Elle s'organise généralement en couches concentriques :

  • Entités : règles métier essentielles, indépendantes de toute application.
  • Cas d'usage (use cases) : logique applicative orchestrant les entités pour un besoin précis.
  • Adaptateurs d'interface : conversion des données entre les cas d'usage et le monde extérieur (controllers, présentateurs, gateways).
  • Frameworks et pilotes : couche la plus externe (base de données, framework web, services tiers), considérée comme un détail interchangeable.

L'inversion de dépendance (interfaces définies par le métier, implémentées par la couche technique) permet de remplacer une base de données ou un framework sans toucher au cœur applicatif.

Bénéfices et coûts pour un projet sur mesure

La clean architecture vise la durabilité d'un système qui doit évoluer pendant des années : ERP, plateforme métier, logiciel propriétaire. Son intérêt augmente avec la complexité métier et la durée de vie attendue du projet. Sur un développement simple ou jetable, sa rigueur peut représenter un surcoût injustifié.

CritèreArchitecture en couches stricte (clean)Architecture monolithique couplée
Logique métierIsolée, indépendante du frameworkMêlée au framework et à la base de données
TestabilitéÉlevée : le cœur se teste sans infrastructureFaible : tests dépendants de la base et du framework
Changement de technologieLocalisé à la couche externeImpacte l'ensemble du code
Coût initialPlus élevé (abstractions, interfaces)Plus faible au démarrage
Coût d'évolution à long termeMaîtriséCroissant avec la dette technique

Le compromis se résume ainsi : la clean architecture déplace une partie de l'effort vers le démarrage du projet pour réduire le coût des évolutions futures.

Mise en œuvre concrète

Adopter la clean architecture ne dépend pas d'un langage ou d'un framework particulier : elle s'applique aussi bien en PHP, Java, TypeScript que dans une application mobile. Quelques repères pratiques :

  • Définir les interfaces côté métier : les contrats (repositories, services externes) appartiennent au domaine, leurs implémentations à la couche technique.
  • Garder les entités pures : aucune annotation de framework ni dépendance d'ORM dans le cœur métier.
  • Faire transiter des objets dédiés entre les couches plutôt que d'exposer directement les modèles de base de données.
  • Mesurer le bon dosage : appliquer la rigueur là où la complexité métier le justifie, sans sur-architecturer les parties triviales.
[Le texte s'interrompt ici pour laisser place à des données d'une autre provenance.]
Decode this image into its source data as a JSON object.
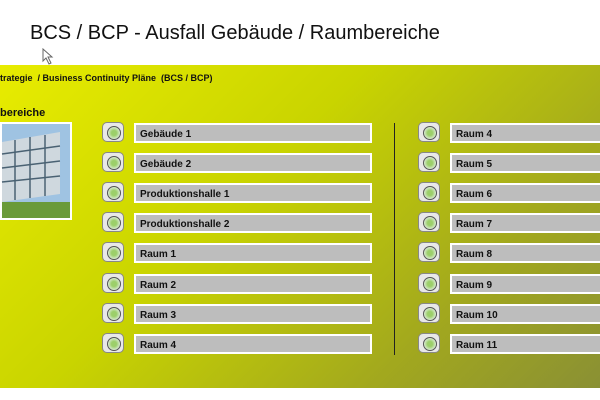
{
  "header": {
    "title": "BCS / BCP - Ausfall Gebäude / Raumbereiche"
  },
  "breadcrumb": "trategie  / Business Continuity Pläne  (BCS / BCP)",
  "section": "bereiche",
  "left_items": [
    "Gebäude 1",
    "Gebäude 2",
    "Produktionshalle 1",
    "Produktionshalle 2",
    "Raum 1",
    "Raum 2",
    "Raum 3",
    "Raum 4"
  ],
  "right_items": [
    "Raum 4",
    "Raum 5",
    "Raum 6",
    "Raum 7",
    "Raum 8",
    "Raum 9",
    "Raum 10",
    "Raum 11"
  ]
}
Cette discipline structure un code dont la valeur, la logique métier, reste protégée des changements technologiques qui surviennent inévitablement sur la durée de vie d'un logiciel.

Questions fréquentes

Les deux partagent le même objectif : isoler la logique métier des détails techniques via l'inversion de dépendance. L'architecture hexagonale (ports et adaptateurs) se concentre sur la séparation entre le cœur et l'extérieur. La clean architecture généralise cette idée en couches concentriques explicites (entités, cas d'usage, adaptateurs, frameworks). En pratique, elles sont très compatibles et souvent combinées.

Non. Son intérêt croît avec la complexité métier et la durée de vie du logiciel. Sur un projet simple, un prototype ou un développement à courte durée de vie, ses abstractions ajoutent un coût initial difficile à rentabiliser. Elle se justifie pleinement sur des ERP, plateformes métier ou logiciels destinés à évoluer pendant des années.

Non, c'est un principe de conception indépendant de la technologie. Elle s'applique en PHP, Java, C#, TypeScript ou sur une application mobile. Justement, l'un de ses objectifs est de traiter le framework et la base de données comme des détails interchangeables situés dans la couche la plus externe.

En isolant la logique métier, elle limite la propagation des changements : remplacer une base de données ou mettre à jour un framework n'affecte que la couche externe. Le cœur applicatif se teste sans infrastructure, ce qui accélère la détection des régressions. Le code reste lisible et modulaire, ce qui réduit le coût des évolutions sur le long terme.